Spending More Time Outdoors Can Improve Your Memory

In this modern age when people spend most of their time working in front of computers and then bask in the glow of their tablets and television screens once they get home, health experts emphasize the importance of getting outdoors and spending time with nature. So get a collapsible shelter from a trusted tent manufacturer in the Philippines and enjoy the benefits of the outdoors.

Researchers have found numerous reasons why it is essential to spend time in the forest, hike in the mountains, and just being outside to enjoy the natural world. Recent studies even showed these activities do not only help with a person’s physical well-being. They also help improve mental health.

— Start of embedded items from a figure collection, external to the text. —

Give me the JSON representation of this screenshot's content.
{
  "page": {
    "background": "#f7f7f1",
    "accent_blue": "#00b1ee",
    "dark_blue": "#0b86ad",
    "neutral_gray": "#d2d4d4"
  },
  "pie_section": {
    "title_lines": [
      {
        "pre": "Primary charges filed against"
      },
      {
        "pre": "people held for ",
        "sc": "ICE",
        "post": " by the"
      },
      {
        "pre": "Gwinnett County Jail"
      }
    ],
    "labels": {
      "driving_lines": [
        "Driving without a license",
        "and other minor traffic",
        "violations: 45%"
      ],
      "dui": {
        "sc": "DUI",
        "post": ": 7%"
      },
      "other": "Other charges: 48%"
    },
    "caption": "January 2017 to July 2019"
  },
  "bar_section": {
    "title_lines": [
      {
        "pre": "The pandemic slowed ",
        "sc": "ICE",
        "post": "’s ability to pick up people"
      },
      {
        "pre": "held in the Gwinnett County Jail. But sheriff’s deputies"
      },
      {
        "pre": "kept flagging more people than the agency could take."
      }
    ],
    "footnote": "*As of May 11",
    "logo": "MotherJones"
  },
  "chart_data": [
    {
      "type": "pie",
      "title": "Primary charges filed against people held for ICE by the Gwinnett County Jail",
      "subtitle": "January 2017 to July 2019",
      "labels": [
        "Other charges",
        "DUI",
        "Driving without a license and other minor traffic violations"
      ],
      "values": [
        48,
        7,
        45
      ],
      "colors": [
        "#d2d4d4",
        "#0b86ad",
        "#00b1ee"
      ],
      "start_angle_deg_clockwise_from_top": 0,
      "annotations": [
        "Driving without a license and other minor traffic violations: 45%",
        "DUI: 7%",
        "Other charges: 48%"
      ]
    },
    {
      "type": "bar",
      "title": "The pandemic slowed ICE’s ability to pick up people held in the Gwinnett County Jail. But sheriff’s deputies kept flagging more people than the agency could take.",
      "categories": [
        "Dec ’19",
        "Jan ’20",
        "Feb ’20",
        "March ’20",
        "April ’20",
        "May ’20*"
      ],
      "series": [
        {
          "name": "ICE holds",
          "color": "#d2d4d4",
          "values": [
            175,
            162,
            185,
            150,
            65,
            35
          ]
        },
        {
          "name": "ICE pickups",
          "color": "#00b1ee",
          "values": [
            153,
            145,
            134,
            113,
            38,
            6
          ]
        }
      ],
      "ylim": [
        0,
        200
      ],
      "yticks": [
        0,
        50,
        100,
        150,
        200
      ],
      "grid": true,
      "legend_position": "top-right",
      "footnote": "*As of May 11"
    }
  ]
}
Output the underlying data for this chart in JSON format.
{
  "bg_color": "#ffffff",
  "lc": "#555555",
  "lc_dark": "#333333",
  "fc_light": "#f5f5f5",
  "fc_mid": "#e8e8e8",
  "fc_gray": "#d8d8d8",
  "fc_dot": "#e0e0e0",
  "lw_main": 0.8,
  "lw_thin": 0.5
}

Nature Walks Have Cognitive Effects

In one study, researchers gave a brief memory test to students of the University of Michigan students and then divided the participants into two groups. The students in the first group walked around an arboretum, an area where trees are grown for educational, research and conservation purposes. Those in the second group took a walk down a city street.

The participants then retook the same memory test. Researchers found that those who walked among trees saw a 20 percent improvement in their score, while those who walked in the city did not have consistent score improvement.

Commenting on the result of the experiment, study researcher Marc Berman said that interacting with nature might provide similar effects as meditating. He also noted that the findings have important implications for people who suffer from mental fatigue.

Spending Time Outdoors Can Reduce Anxiety and Depression

Many studies have also shown a link between time spent in nature and reduced levels of anxiety, stress, and depression.

In a recent study, researchers compared the brain activity of people after they walked for 90 minutes in an urban area or a natural setting. They learned that people who had nature walks had less activity in the prefrontal cortex, a region in the brain that tends to be active during rumination marked by repetitive thoughts that focus on negative emotions.

According to Dr. Jason Strauss, the director of geriatric psychiatry at Harvard-affiliated Cambridge Health Alliance, the visual aspects of nature may also have a soothing effect. Focusing on trees and greenery, for example, can distract your mind from negative thoughts, so you become less worried.

Forest Walks Can Affect Cortisol Levels

Couple on a nature hike on top of a cliff overlooking a vast forest

Researchers have also found that people who take forest walks experience a 12.4 percent reduction in the level of cortisol, a hormone linked to stress. The activity also decreases heart rate by 5.8 percent. This means nature walks may work like anxiety medicine but without the high costs.

Going back to nature and being among trees can be beneficial for those who suffer from poor mental health. In the end, if you are battling with depression or stress or aiming to improve your memory,  you should make spending time outdoors a part of your daily routine. Set a special time when you can go camping with your family.